Good move on Rove's part. He got Bush barely reelected based on the security issue and when times get tough, the tough fall back on tried-and-true methods.
Reed Hundt at TPM Cafe describes Rove's routine technique. Rove normally takes a weakness of the candidates he supports and turns that weakness into an attack on his candidate's opponents. But has he gone to the well with this technique too often?
Hundt points out several ways the Democrats can turn this attack back on to the Republicans by strongly and repeatedly making the point that protecting American security is a major failure of Bush and the Republicans. Do this by first emphazing:
- the failure to catch Osama bin Laden (as well as Mullah Omar and Zarkawi.)
- the failure to train Iraqi soldiers and police (as well as the failure to foresee the insurgency and prepare for it, particularly the failure to listen to Gen. Shinseki who predicted the need for more troops during the occupation.
- The failure to bring in Peacekeepers (which is an outgrowth of failure to get international support for the invasion in the first place and the anti-diplomatic methods of punishing international opponents of the invasion of Iraq.)

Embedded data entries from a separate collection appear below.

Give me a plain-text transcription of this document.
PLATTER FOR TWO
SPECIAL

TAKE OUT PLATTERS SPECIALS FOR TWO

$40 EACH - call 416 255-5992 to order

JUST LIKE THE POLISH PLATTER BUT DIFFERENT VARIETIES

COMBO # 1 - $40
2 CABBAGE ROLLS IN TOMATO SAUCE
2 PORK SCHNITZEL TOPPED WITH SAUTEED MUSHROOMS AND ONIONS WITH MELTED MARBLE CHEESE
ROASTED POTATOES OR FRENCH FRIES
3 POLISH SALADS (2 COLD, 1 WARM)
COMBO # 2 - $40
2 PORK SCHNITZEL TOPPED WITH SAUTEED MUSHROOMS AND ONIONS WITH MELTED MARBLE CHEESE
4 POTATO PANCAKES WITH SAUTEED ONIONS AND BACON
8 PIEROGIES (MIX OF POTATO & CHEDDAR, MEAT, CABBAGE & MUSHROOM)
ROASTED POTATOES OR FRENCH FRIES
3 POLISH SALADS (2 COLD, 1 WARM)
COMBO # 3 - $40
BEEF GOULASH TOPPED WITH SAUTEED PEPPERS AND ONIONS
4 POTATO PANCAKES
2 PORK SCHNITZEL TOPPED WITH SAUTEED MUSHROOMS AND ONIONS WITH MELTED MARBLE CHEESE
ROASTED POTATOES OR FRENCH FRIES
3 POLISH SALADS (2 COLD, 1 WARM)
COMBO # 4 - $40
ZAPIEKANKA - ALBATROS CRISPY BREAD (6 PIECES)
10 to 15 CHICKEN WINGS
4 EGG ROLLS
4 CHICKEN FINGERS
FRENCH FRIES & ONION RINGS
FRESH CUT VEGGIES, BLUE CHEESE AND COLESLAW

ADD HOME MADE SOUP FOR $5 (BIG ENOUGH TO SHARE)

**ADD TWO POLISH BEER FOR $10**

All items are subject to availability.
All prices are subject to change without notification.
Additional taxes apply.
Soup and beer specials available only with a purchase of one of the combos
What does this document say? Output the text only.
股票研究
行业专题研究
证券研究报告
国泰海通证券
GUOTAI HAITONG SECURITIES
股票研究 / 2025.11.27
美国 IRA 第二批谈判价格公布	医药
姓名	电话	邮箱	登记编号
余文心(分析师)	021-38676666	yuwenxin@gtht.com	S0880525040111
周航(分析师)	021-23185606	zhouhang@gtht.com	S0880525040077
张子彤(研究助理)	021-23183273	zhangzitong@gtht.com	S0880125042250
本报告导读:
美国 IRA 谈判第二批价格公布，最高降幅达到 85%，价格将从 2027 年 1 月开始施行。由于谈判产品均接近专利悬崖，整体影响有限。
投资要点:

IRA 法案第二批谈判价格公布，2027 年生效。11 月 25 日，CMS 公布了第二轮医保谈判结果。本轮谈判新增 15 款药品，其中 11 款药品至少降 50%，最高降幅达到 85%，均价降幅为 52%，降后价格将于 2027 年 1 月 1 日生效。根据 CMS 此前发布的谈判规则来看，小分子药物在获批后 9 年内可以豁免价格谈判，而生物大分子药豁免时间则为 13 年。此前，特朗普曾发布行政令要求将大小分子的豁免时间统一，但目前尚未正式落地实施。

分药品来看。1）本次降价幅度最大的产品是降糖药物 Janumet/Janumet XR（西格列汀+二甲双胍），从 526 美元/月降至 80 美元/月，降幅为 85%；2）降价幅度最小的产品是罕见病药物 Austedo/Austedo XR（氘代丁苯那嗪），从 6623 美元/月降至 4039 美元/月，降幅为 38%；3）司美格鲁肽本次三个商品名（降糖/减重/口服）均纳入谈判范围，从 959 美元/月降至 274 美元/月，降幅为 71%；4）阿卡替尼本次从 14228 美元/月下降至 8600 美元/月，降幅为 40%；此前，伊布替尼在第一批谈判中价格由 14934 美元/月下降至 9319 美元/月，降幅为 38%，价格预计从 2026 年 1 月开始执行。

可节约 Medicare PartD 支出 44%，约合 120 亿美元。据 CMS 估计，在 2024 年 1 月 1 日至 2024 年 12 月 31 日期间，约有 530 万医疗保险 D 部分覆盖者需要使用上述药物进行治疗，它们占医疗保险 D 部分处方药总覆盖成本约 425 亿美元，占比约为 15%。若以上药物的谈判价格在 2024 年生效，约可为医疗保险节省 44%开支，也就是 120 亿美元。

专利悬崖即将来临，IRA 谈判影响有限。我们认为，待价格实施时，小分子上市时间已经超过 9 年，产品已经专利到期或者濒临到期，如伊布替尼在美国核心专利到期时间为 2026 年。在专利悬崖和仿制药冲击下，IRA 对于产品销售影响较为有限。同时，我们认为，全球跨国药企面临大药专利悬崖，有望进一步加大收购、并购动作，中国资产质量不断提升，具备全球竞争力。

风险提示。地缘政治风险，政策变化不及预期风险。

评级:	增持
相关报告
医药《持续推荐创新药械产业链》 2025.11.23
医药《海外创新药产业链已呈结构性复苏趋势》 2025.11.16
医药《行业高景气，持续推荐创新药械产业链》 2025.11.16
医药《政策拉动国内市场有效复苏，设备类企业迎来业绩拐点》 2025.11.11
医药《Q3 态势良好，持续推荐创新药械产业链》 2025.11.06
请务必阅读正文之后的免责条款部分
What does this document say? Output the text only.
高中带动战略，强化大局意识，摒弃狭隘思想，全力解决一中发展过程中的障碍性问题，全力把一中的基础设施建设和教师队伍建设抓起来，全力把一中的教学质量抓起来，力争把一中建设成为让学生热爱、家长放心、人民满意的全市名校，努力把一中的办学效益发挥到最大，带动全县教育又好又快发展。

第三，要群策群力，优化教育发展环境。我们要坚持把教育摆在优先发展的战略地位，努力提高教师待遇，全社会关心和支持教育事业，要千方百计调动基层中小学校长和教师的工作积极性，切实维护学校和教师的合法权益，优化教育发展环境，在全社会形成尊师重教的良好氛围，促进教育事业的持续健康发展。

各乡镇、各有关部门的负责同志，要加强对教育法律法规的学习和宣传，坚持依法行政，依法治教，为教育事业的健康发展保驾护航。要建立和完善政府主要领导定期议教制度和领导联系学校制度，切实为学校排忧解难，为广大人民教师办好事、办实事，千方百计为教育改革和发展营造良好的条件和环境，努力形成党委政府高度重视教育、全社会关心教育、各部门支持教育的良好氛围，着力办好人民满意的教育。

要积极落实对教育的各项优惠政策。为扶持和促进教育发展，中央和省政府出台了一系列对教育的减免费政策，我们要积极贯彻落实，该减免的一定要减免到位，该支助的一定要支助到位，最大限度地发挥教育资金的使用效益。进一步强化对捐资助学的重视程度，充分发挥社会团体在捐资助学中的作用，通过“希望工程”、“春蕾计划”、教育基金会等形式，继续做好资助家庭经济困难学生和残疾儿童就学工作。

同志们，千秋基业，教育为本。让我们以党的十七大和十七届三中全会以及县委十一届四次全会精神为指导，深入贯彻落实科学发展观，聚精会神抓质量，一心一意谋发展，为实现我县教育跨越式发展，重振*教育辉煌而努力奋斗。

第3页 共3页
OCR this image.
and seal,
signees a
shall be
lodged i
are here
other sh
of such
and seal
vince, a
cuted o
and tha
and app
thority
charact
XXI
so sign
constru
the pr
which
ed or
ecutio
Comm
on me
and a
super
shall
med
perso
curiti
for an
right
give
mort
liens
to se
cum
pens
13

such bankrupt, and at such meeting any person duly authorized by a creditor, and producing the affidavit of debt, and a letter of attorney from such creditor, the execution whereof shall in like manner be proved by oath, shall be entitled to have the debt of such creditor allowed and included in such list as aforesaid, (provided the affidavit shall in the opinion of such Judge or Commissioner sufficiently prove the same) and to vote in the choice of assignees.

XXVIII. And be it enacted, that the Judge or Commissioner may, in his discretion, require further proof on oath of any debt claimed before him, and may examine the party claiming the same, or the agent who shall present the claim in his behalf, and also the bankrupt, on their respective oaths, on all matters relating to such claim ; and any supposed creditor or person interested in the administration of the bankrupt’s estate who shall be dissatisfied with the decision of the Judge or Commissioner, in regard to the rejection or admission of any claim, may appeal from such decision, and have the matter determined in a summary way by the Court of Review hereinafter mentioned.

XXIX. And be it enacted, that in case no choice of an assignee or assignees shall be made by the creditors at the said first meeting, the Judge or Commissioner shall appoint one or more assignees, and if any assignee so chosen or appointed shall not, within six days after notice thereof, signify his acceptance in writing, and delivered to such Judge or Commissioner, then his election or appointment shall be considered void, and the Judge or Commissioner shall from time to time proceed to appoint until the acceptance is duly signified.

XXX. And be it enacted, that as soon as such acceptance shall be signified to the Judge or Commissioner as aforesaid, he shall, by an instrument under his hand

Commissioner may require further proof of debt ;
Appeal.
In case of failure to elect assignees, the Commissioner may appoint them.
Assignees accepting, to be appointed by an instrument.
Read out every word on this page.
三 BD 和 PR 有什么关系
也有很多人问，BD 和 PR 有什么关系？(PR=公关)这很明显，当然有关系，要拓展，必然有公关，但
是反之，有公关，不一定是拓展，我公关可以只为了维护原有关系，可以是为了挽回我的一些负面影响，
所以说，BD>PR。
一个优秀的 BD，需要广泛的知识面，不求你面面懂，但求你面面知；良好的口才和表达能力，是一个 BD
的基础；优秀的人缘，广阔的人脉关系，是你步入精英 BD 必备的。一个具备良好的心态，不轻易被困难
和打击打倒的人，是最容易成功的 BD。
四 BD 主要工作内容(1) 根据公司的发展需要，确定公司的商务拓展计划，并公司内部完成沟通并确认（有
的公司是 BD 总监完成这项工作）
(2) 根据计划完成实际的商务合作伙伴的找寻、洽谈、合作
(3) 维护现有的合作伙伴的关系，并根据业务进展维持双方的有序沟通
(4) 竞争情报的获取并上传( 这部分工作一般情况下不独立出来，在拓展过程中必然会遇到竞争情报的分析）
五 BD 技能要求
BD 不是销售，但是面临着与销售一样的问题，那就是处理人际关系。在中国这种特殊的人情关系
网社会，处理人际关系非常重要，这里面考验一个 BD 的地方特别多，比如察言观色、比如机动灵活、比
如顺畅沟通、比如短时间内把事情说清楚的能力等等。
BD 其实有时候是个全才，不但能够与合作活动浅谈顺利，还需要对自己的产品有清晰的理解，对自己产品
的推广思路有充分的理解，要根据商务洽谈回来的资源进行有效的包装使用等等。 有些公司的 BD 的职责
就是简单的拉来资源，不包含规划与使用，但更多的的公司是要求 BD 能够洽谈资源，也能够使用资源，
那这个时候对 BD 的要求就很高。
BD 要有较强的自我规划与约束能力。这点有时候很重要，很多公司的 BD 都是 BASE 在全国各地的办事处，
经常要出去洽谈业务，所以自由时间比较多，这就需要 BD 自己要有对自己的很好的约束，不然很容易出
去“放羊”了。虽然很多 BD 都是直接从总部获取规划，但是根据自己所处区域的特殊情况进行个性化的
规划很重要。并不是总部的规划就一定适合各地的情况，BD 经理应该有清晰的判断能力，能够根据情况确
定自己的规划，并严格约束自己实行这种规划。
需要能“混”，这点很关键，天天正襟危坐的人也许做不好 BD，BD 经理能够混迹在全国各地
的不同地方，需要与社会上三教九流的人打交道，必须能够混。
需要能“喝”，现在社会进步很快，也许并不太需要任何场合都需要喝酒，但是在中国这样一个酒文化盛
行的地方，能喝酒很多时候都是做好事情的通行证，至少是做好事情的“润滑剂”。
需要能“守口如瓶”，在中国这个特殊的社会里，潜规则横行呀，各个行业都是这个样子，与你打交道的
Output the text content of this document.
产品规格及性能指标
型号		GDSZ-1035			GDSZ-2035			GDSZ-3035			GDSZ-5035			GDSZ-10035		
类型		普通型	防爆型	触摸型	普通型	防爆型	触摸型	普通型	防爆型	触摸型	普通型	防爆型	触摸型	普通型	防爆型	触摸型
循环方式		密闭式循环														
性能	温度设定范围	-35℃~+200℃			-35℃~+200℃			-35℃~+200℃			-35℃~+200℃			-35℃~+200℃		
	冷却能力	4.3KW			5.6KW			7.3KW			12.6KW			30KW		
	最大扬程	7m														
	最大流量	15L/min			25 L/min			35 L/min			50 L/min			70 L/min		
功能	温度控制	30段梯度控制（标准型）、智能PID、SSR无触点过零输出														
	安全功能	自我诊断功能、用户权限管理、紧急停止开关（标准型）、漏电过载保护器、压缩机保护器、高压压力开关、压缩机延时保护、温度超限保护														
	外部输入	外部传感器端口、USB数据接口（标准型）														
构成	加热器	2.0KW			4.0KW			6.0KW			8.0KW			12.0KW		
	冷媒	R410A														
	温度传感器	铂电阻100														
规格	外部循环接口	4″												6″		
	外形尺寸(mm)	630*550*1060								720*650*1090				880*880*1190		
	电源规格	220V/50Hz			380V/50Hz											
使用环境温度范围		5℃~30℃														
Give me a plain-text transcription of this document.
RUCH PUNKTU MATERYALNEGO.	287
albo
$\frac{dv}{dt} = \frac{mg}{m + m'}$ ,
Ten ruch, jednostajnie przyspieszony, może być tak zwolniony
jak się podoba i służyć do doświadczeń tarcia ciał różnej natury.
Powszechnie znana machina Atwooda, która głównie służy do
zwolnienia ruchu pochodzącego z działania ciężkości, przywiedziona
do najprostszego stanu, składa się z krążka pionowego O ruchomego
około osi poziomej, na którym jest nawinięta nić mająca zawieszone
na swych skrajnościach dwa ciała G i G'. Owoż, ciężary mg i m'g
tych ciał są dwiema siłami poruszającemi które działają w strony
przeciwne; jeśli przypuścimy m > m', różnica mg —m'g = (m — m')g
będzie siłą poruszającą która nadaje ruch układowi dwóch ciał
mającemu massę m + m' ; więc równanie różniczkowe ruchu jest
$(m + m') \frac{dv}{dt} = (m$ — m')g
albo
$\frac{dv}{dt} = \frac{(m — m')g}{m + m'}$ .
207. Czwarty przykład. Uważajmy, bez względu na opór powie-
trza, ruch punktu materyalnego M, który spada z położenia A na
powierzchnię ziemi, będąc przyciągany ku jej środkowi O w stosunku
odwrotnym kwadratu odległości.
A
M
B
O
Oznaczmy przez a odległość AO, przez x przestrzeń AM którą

- the failure to stop the violence in iraq (see failure to foresee the insurgency above as well as the failures to provide enough troops to actually occupy Iraq once it was conquered.) and
- the failure to promise to leave Iraq, even if the date is not made clear in advance.
Second, the Democrats need to defuse the Republican attack that the Democrats are the party of wealth redistribution by taking from the wealthy and giving the resulting to the poor. This can be done by demonstrating that the Republicans are the party of redistrubution. They take from the poor and middle class and give the results to the wealthy and super-wealthy.
Third, attack the Republican culture of corruption, not be claiming to be better than the congressional Republicans but by presenting a series of remedies that would correct the Executive's behavior.
This is a strategy that the relatively unified Republican political machine could easily implement. Democrats, with their traditional tolerence for mavericks, will find it difficult to get everyone on the same sheet of music because the mavericks get the press, not the majority. Reid and Pelosi will need to herd their democratic cats to prevent the failure mavericks offer to the Republicans. Biden, Lieberman and Ben Nelson of Nebraska all need to take careful note.